Smith's work is in the permanent collection of the Smithsonian American Art Museum.

His work was included in Life, Liberty & Pursuit of Happiness at the American Visionary Art Museum in 2010.

In 2017 he lectured at the African American Men of Unity in Aurora and at The Road Less Traveled conference in Sheboygan, Wisconsin. His work was auctioned at the New Orleans Botanical Garden benefit in 2017.

His work was included in The Kohler Art Center's 50th Anniversary exhibition series, The Road Less Traveled in 2017-18. His exhibition for this series was honored as the number two selection for "Best of 2017" in Art Forum magazine.

In 2018 Smith's work was included the 10-artist exhibition, Chicago Calling: Art Against the Flow, curated by Lisa Stone and Kenneth Burkhart at Intuit: The Center for Intuitive and Outsider Art as part of Art Design Chicago. Included in the exhibit with Smith's work were works by Henry Darger, Gregory Warmack (known as “Mr. Imagination”), Joseph Yoakum and Lee Godie. Smith was the only living artist in the exhibition.

In 1995 Charles Smith's sculpture and his African/American Heritage museum, Aurora, Il site were presented in an exhibit "Straight At The Heart" at The Wright Museum of Art, Beloit College, Beloit, WI, curated by Debra N. Mancoff, PhD.

==Works==
Smith heavily uses metaphor, symbolism, news stories, historical narratives and his own experiences in the formal choices and spatial relationships of his sculptures to create his dense art environments. Visitors weave around the pieces following his often life-sized dioramas and the literal path he has made for tours. Besides his life experience, his motivation is to heal the world by educating people about Black history through his work. The installation was constantly evolving and changing as Smith built new work. "Everything moves along extemporaneously as God moves me. He shows me how to do it, where to put it, and how to construct it." Smith said.

Middle Passage was created out of large rock, broken concrete, and wood. It depicted the narrative of Black people in Africa, going through the Middle Passage and into slavery. The work was installed on North Avenue at South Kendall Street in Aurora, Illinois.
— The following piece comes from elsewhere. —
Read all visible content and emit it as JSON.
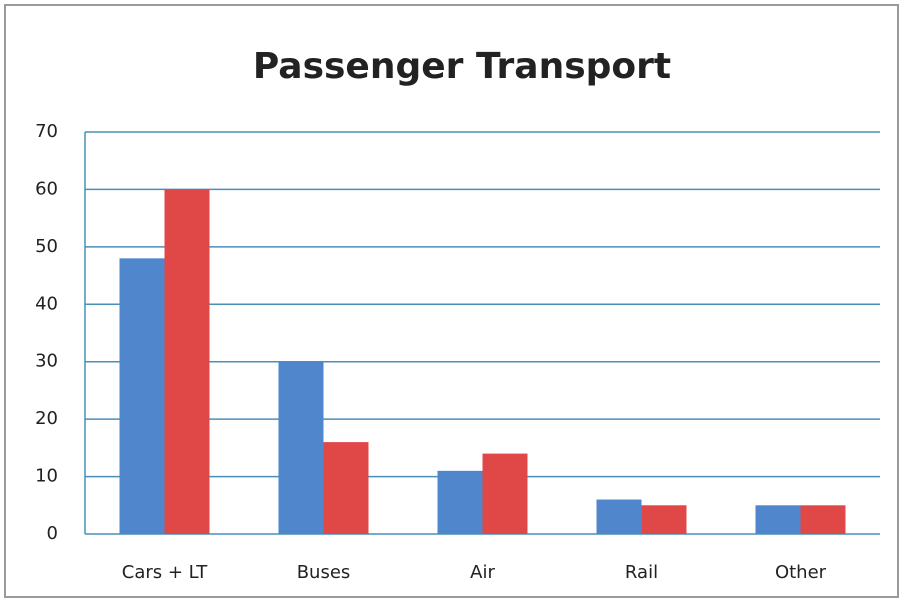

The sculpture acted as a perimeter protecting to his environment and went on to include imagery from the Civil Rights Movement, all with three-quarters to life sized figures. Most of his work is built with found materials with a cement mixture covering armatures and then painted. He calls the patina the sculptures gain through exposure to the outdoor elements "weatherization."

Sergeant Ramey was at the center of his Aurora property atop his roof. It is a memorial depicting one of Smith's close friends who died in combat, a memory that stays with Smith.

Smith's goal has been to teach Black youth about their history and he wants to have work installed at certain points along I-55 to memorialize not only the Great Migration but also his family's migration from New Orleans to Chicago. Each site would document and offer healing lessons on Black history.

==Personal life==
Smith was married in 1964 and divorced after his return from combat in 1968. Alongside his sculptural work Smith was an ordained minister. He was a pastor at God's House of Prayer and Holiness in Memphis Tennessee.

Much of his work outside of his sculpture is working to help heal people psychologically. He's advocated for other Vietnam veterans, worked with the Congressional Black Caucus on Agent Orange and on Jesse Jackson's PUSH coalition.